Im weiteren Verlauf des Mittelalters aber wurden die Meyerhöfe mehr und mehr entbehrlich. Der Adel hatte nun seine eigenen Verwalter, und fortan übernahmen sie all jene Dienste, die die Meyerhöfe bislang getan hatten. So wurde der Berghauser Meyerhof zu einem ganz normalen, allerdings recht großen Bauernhof, ohne weitere besondere Aufgaben. Zu irgendeinem Zeitpunkt wurde der Meyerhof dann aufgeteilt und es entstanden die Höfe Niedermeyer, wo wir uns jetzt befinden, und Obermeyer. Der Rechtsstatus des Hofes Niedermeyer im Mittelalter war ein ganz anderer, als wir es uns heute vielleicht vorstellen. Sie waren Hörige, d.h., sie waren einem sogenannten Grundherrn untertan, dem Hause Ravensberg nämlich.

Grundherrschaft meinte das Eigentum an Grund und Boden sowie an den Hörigen, die aus ihrer Hörigkeit heraus zu Diensten und Abgaben verpflichtet waren, mit denen wiederum Lebensstandart und das politisch-militärische Engagement des Adels finanziert wurde. Fast alle Bauernhöfe gerieten im Verlauf des Mittelalters in die Abhängigkeit vom grundbesitzenden Adel bzw. vom Landesherrn als Grundherrn. Konkret galten in der Grafschaft Ravensberg rund 85 % der ländlichen Bevölkerung als Eigenbehörige. Um 1550 gehörten nur rund 43 % der Eigenbehörigen dem Landesherrn als Grundherr. Beinahe 45 % standen in der Abhängigkeit vom ministerialen Adel, ca. 11 % gehörten der Kirche und nur 1 % der Bauern waren frei. Eigenhörigkeit bedeutete kurz gesagt, dass der hörige Bauer zwar ein vererbliches Nutzungsrecht an seinem Hofe hatte, er aber doch nicht der Eigentümer war.
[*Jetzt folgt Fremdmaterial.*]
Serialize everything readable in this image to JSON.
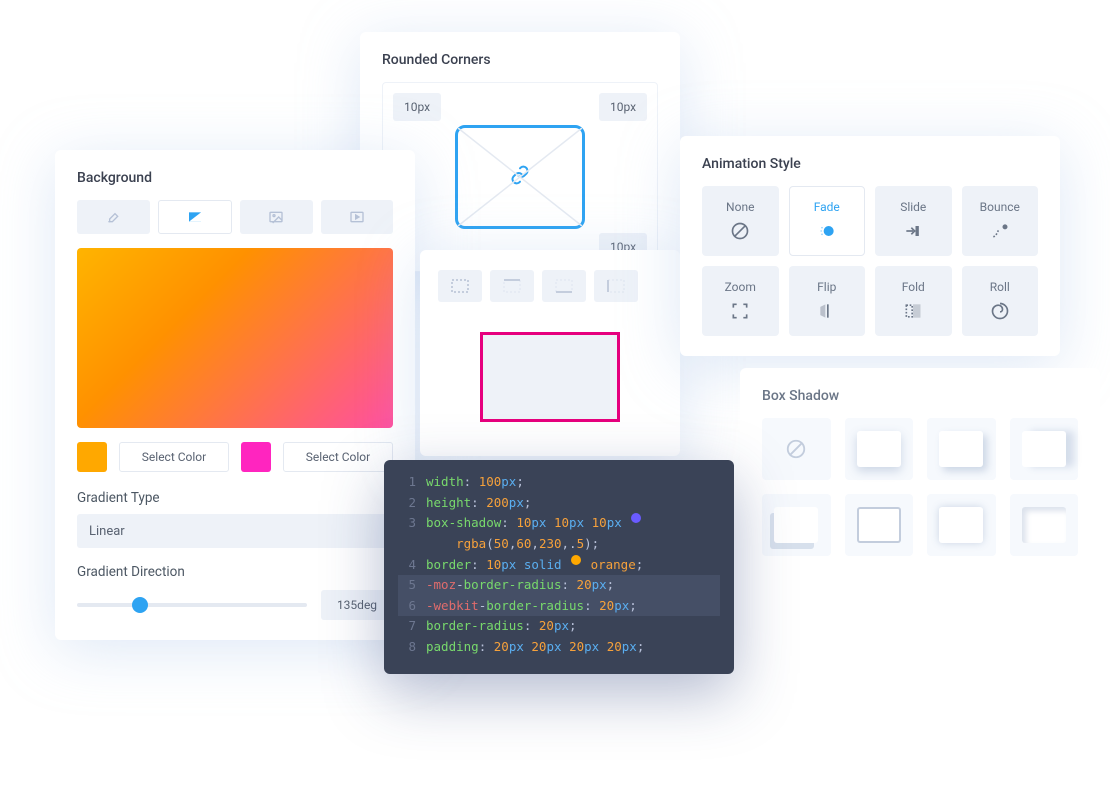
{
  "rounded_corners": {
    "title": "Rounded Corners",
    "tl": "10px",
    "tr": "10px",
    "br": "10px"
  },
  "background": {
    "title": "Background",
    "select_color1": "Select Color",
    "select_color2": "Select Color",
    "swatch1": "#ffa800",
    "swatch2": "#ff25bf",
    "gradient_type_label": "Gradient Type",
    "gradient_type_value": "Linear",
    "gradient_direction_label": "Gradient Direction",
    "gradient_direction_value": "135deg",
    "slider_percent": 24
  },
  "animation": {
    "title": "Animation Style",
    "items": [
      "None",
      "Fade",
      "Slide",
      "Bounce",
      "Zoom",
      "Flip",
      "Fold",
      "Roll"
    ],
    "active_index": 1
  },
  "box_shadow": {
    "title": "Box Shadow"
  },
  "code": {
    "lines": [
      {
        "n": "1",
        "prop": "width",
        "rest": ": 100px;"
      },
      {
        "n": "2",
        "prop": "height",
        "rest": ": 200px;"
      },
      {
        "n": "3",
        "prop": "box-shadow",
        "rest": ": 10px 10px 10px ",
        "swatch": "#6a5bff"
      },
      {
        "n": "",
        "prop": "",
        "rest": "    rgba(50,60,230,.5);"
      },
      {
        "n": "4",
        "prop": "border",
        "rest": ": 10px solid ",
        "swatch": "#ffa800",
        "tail": " orange;"
      },
      {
        "n": "5",
        "prop": "-moz-border-radius",
        "rest": ": 20px;",
        "hl": true
      },
      {
        "n": "6",
        "prop": "-webkit-border-radius",
        "rest": ": 20px;",
        "hl": true
      },
      {
        "n": "7",
        "prop": "border-radius",
        "rest": ": 20px;"
      },
      {
        "n": "8",
        "prop": "padding",
        "rest": ": 20px 20px 20px 20px;"
      }
    ]
  }
}
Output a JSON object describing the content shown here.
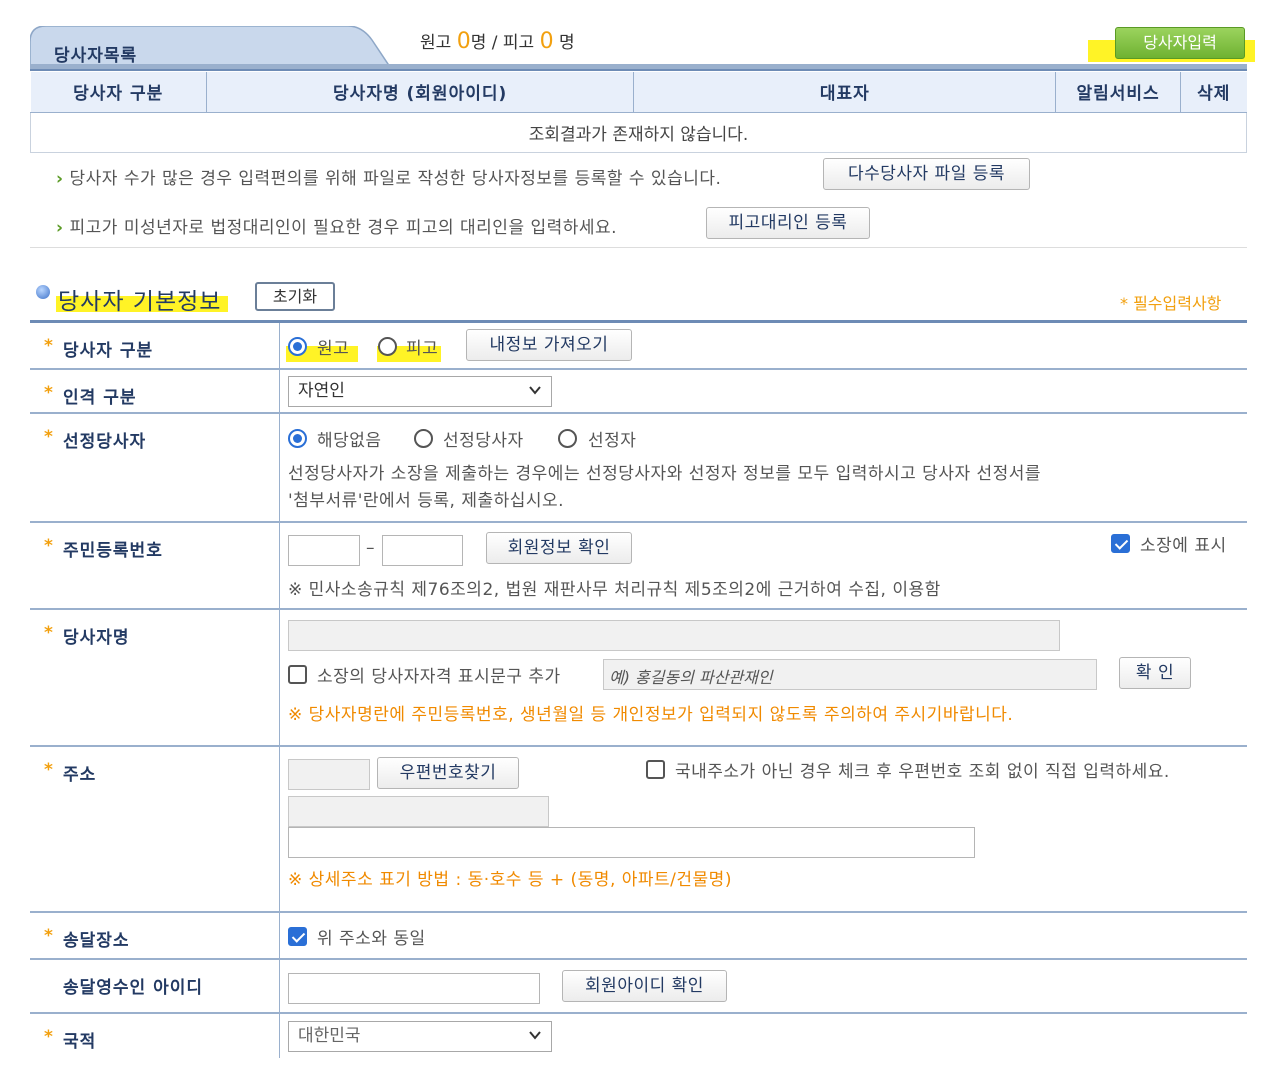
{
  "party_list": {
    "tab_label": "당사자목록",
    "counts": {
      "plaintiff_label": "원고",
      "plaintiff_count": "0",
      "plaintiff_unit": "명 /",
      "defendant_label": "피고",
      "defendant_count": "0",
      "defendant_unit": "명"
    },
    "add_button": "당사자입력",
    "columns": [
      "당사자 구분",
      "당사자명 (회원아이디)",
      "대표자",
      "알림서비스",
      "삭제"
    ],
    "empty_message": "조회결과가 존재하지 않습니다.",
    "info_file": "당사자 수가 많은 경우 입력편의를 위해 파일로 작성한 당사자정보를 등록할 수 있습니다.",
    "file_button": "다수당사자 파일 등록",
    "info_agent": "피고가 미성년자로 법정대리인이 필요한 경우 피고의 대리인을 입력하세요.",
    "agent_button": "피고대리인 등록"
  },
  "basic_info": {
    "title": "당사자 기본정보",
    "reset_button": "초기화",
    "required_note": "* 필수입력사항",
    "star": "*",
    "rows": {
      "party_type": {
        "label": "당사자 구분",
        "options": [
          "원고",
          "피고"
        ],
        "fetch_button": "내정보 가져오기"
      },
      "person_type": {
        "label": "인격 구분",
        "selected": "자연인"
      },
      "designated": {
        "label": "선정당사자",
        "options": [
          "해당없음",
          "선정당사자",
          "선정자"
        ],
        "help_1": "선정당사자가 소장을 제출하는 경우에는 선정당사자와 선정자 정보를 모두 입력하시고 당사자 선정서를",
        "help_2": "'첨부서류'란에서 등록, 제출하십시오."
      },
      "resident_no": {
        "label": "주민등록번호",
        "dash": "–",
        "verify_button": "회원정보 확인",
        "show_label": "소장에 표시",
        "legal_note": "※ 민사소송규칙 제76조의2, 법원 재판사무 처리규칙 제5조의2에 근거하여 수집, 이용함"
      },
      "party_name": {
        "label": "당사자명",
        "qual_label": "소장의 당사자자격 표시문구 추가",
        "qual_placeholder": "예) 홍길동의 파산관재인",
        "confirm_button": "확 인",
        "warning": "※ 당사자명란에 주민등록번호, 생년월일 등 개인정보가 입력되지 않도록 주의하여 주시기바랍니다."
      },
      "address": {
        "label": "주소",
        "zip_button": "우편번호찾기",
        "foreign_label": "국내주소가 아닌 경우 체크 후 우편번호 조회 없이 직접 입력하세요.",
        "detail_note": "※ 상세주소 표기 방법 : 동·호수 등 + (동명, 아파트/건물명)"
      },
      "delivery": {
        "label": "송달장소",
        "same_label": "위 주소와 동일"
      },
      "recipient_id": {
        "label": "송달영수인 아이디",
        "check_button": "회원아이디 확인"
      },
      "nationality": {
        "label": "국적",
        "selected": "대한민국"
      }
    }
  },
  "colors": {
    "accent_blue": "#2a6fd6",
    "header_navy": "#233a63",
    "required_orange": "#f2a00f",
    "highlight_yellow": "#fff100",
    "add_green": "#6fb231"
  }
}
Eigentlicher Eigentümer des Hofes war der Grundherr,  und weil dem so war, hatte dieser im Idealfall das Recht auf "besaet", d.h. er entschied, mit welchem Bauern der Hof besetzt wurde. Im Regelfall hatte der Grundherr das Recht auf eine Abgabe bei Hofesübernahme und schließlich noch einen Anspruch auf den Nachlass eines verstorbenen Hörigen. Zudem war der eigenbehörige Bauer zumeist mit sämtlichen Familienmitgliedern auf Grund seiner Hörigkeit dem Grundherren dienstpflichtig; Hörigkeit hatte also konkrete Konsequenzen, die man am eigenen Leibe spürte und die gelegentlich zu unmäßigen Arbeitsverpflichtungen führen mochten.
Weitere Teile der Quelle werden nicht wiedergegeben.